La palabra “progresismo” ha adquirido un inesperado prestigio entre nosotros. Muy curioso es, además, que una parte importante de quienes hablan en su nombre son personas que suelen defender posiciones genéricamente identificadas como “de derecha” (Morales Solá, por ejemplo, acaba de decir que el último DNU de Macri es lo más progresista de la política en los últimos años). El otro hecho llamativo es que, últimamente la mayor parte de las veces, el progresismo es invocado valorativamente por sectores de opinión opositora: el kirchnerismo usa cada vez menos la expresión, aunque cuando lo hace es casi siempre con sesgo positivo.

No es muy claro el linaje político de la palabra progresismo; en la Argentina lo han usado tanto las corrientes liberales como conservadoras de nuestra historia. No es difícil presumir el origen de su uso, seguramente asociado a la cosmovisión evolucionista predominante en el pensamiento de la recién nacida sociología a mediados del siglo XIX. Progreso era entonces la razón, la técnica, el comercio, la industria. Progreso era el nombre que el capitalismo se había ganado en las reformas y las revoluciones contra los poderes dinástico-feudales. El partido creado y conducido por Lisandro de la Torre (Demócrata Progresista) aportó a la buena historia de la palabra una reconocida voluntad reformista, aunque en su origen y en buena parte de su trayectoria puede percibirse el peso de la tradición conservadora argentina. Para la mayoría de los hablantes actuales, sin embargo, el progresismo es un modo de nombrar a la izquierda o por lo menos a la parte de ese universo que alcanza alguna forma de influencia sobre el curso de la lucha política.
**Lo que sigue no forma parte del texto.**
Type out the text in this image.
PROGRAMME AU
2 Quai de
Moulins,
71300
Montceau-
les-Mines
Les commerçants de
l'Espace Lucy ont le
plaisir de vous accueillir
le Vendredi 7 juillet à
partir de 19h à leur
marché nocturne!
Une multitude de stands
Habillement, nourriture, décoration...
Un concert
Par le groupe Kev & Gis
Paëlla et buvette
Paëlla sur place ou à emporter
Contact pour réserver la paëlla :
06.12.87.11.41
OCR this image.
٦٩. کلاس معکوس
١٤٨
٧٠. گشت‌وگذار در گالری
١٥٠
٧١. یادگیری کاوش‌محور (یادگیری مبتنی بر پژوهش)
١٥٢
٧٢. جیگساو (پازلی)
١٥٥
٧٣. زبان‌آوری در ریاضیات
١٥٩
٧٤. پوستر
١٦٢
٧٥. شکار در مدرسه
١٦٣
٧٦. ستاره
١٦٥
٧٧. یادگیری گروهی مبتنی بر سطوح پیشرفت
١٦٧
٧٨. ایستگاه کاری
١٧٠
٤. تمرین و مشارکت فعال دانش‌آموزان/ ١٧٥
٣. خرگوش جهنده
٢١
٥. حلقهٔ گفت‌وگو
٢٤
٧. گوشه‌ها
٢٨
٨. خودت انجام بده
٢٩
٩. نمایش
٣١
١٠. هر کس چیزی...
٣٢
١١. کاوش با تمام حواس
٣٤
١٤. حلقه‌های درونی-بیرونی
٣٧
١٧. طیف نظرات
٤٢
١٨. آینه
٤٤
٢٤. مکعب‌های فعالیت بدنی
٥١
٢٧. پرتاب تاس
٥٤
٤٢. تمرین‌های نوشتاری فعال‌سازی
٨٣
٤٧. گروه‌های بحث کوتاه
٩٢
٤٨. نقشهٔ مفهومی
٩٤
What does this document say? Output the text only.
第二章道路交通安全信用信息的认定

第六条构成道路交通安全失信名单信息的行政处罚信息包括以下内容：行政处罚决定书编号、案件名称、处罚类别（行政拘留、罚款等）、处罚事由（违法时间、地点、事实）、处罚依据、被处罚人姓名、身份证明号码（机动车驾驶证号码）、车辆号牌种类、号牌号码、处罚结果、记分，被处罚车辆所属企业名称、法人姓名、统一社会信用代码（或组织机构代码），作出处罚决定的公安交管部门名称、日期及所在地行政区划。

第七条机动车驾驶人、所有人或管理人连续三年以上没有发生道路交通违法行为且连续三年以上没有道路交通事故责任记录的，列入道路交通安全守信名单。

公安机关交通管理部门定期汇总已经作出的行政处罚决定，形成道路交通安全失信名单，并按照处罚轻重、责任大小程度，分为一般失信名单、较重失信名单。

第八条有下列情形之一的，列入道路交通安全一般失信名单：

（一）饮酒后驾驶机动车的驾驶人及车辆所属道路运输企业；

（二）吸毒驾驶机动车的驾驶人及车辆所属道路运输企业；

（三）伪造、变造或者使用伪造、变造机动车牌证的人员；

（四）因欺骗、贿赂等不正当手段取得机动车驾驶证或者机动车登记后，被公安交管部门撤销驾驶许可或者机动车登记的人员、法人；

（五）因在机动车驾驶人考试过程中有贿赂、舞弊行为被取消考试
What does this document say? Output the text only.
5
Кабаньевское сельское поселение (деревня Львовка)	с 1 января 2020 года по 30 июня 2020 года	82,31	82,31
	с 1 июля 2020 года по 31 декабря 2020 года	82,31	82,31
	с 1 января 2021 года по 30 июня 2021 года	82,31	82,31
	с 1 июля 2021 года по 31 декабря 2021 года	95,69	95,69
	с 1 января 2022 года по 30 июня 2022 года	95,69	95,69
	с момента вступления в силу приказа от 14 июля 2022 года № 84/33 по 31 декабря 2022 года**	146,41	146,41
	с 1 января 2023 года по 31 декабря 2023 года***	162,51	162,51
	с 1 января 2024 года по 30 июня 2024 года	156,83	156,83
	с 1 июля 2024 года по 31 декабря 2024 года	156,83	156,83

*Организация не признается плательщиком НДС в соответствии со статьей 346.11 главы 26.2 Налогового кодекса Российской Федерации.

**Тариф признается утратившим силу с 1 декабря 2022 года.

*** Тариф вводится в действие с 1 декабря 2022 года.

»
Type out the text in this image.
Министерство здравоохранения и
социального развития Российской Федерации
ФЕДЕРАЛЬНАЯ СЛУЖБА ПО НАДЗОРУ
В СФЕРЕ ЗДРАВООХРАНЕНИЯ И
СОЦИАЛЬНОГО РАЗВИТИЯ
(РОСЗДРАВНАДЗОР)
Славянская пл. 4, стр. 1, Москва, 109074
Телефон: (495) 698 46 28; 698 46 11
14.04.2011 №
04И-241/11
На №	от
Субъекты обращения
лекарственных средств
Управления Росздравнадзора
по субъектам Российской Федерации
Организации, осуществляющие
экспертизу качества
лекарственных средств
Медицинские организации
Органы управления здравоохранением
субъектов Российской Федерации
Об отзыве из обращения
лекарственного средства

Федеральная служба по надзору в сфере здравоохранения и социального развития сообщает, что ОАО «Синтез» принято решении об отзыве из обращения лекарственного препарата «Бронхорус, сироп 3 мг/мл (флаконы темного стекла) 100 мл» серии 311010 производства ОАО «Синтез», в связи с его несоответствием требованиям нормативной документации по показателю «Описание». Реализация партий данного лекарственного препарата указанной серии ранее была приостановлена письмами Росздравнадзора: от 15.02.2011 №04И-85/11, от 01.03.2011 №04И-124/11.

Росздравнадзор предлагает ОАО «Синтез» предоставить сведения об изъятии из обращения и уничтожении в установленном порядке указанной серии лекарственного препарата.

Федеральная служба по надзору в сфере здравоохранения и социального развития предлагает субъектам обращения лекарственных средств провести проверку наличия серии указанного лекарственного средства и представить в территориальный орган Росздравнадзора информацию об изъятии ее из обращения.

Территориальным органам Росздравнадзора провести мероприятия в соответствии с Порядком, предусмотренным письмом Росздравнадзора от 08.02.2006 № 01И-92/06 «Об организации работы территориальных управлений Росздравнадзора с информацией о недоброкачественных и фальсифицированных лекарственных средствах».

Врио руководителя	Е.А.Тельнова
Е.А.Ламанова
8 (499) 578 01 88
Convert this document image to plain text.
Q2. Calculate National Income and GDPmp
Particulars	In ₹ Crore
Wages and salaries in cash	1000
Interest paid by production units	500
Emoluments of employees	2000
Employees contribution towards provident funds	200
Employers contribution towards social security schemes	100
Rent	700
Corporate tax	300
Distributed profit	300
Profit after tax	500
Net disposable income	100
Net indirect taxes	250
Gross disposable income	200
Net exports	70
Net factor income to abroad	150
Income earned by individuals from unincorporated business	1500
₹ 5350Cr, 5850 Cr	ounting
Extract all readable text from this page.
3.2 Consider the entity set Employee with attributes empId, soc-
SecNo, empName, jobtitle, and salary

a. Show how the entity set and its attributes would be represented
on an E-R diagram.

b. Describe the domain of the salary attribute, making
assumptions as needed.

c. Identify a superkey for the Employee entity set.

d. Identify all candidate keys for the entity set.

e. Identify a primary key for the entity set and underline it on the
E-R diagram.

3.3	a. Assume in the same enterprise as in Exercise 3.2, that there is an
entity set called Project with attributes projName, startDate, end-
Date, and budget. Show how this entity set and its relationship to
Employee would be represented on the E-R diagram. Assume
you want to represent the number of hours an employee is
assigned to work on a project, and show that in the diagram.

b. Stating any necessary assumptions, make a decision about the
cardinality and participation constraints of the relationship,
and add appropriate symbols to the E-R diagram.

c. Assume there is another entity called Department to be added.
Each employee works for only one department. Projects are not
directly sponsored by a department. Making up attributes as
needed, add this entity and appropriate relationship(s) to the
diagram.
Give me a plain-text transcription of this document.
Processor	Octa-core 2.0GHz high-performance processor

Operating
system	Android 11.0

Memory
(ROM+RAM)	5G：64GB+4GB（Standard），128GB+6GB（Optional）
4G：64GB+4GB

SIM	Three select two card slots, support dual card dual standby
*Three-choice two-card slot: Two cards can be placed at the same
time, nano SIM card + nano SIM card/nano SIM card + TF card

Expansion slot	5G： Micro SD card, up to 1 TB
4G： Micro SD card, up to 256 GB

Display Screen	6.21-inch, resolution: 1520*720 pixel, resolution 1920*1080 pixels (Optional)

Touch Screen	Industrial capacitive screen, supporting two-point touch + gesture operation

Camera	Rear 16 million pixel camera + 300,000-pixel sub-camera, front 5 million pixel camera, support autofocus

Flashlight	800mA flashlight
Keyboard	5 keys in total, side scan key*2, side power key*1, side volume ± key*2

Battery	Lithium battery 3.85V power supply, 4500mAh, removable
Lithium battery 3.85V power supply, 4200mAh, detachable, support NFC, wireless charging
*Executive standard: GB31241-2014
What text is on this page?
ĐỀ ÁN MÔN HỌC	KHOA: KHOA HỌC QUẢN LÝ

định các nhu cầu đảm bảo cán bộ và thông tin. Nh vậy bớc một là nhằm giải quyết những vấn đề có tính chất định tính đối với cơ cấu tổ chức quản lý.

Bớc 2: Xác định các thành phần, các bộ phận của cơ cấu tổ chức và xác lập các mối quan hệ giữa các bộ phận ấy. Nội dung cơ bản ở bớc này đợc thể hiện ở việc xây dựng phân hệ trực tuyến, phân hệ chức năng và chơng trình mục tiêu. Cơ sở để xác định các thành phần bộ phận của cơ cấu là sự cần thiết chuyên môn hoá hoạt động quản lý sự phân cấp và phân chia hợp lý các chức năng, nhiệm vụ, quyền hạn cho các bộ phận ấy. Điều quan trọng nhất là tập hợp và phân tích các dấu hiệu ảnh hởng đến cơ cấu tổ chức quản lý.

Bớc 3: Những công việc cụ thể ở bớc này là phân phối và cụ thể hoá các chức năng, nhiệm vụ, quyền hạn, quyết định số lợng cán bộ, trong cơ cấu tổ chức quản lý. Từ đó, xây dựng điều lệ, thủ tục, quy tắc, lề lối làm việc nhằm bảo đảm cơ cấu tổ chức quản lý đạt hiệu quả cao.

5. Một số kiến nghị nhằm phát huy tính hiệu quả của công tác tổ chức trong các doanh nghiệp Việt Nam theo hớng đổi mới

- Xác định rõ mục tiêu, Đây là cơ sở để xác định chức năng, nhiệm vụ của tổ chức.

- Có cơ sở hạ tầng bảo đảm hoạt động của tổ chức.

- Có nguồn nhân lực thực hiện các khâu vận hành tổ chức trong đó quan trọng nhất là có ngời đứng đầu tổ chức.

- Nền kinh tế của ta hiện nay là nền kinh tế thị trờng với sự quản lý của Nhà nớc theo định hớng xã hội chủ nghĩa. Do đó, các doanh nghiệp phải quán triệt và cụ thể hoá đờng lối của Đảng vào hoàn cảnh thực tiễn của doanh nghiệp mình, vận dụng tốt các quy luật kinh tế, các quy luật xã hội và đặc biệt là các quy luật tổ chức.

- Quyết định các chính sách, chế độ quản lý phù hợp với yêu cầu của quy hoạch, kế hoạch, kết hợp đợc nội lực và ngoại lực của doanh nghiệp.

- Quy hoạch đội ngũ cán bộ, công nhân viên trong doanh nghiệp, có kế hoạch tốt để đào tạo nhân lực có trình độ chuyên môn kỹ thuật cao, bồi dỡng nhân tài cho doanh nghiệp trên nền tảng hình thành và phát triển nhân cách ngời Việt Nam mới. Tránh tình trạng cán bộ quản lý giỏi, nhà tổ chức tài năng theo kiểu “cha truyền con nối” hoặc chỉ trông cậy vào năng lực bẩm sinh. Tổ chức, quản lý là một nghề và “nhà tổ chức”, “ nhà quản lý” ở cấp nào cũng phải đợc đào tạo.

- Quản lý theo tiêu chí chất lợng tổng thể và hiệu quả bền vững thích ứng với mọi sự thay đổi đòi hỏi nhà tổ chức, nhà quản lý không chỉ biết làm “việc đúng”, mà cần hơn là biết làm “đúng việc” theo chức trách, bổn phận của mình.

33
Antes de la década de los noventa, la palabra progresismo no había conseguido una potencia evocativa considerable. En la efervescencia de los años setenta se consideraba progresistas a las personas que sostenían posiciones de izquierda, sin compartir ni las pasiones ni los conflictos que solían acompañar entonces la experiencia de los que así se definían. Ya desde la recuperación de la democracia, una revisión profunda había atravesado a la política de izquierda y particularmente a su mundo intelectual. Era el balance de una dura experiencia que para algunos era una derrota y para otros era algo peor: la señal de la definitiva frustración de una ilusión que devino tragedia. En la medida en que las izquierdas que seguían autodefiniéndose así –sin el prefijo “centro”– veían reducir o simplemente mantenían una muy magra cosecha electoral, la política realmente existente que seguía apelando vagamente a algunos valores de aquella tradición tuvo que buscar otros nombres. El proceso de deslizamiento nominal se cierra dramáticamente con la caída del muro de Berlín y la posterior extinción política de la ex Unión Soviética: el uso de la palabra “izquierda” entró en un pronunciado declive.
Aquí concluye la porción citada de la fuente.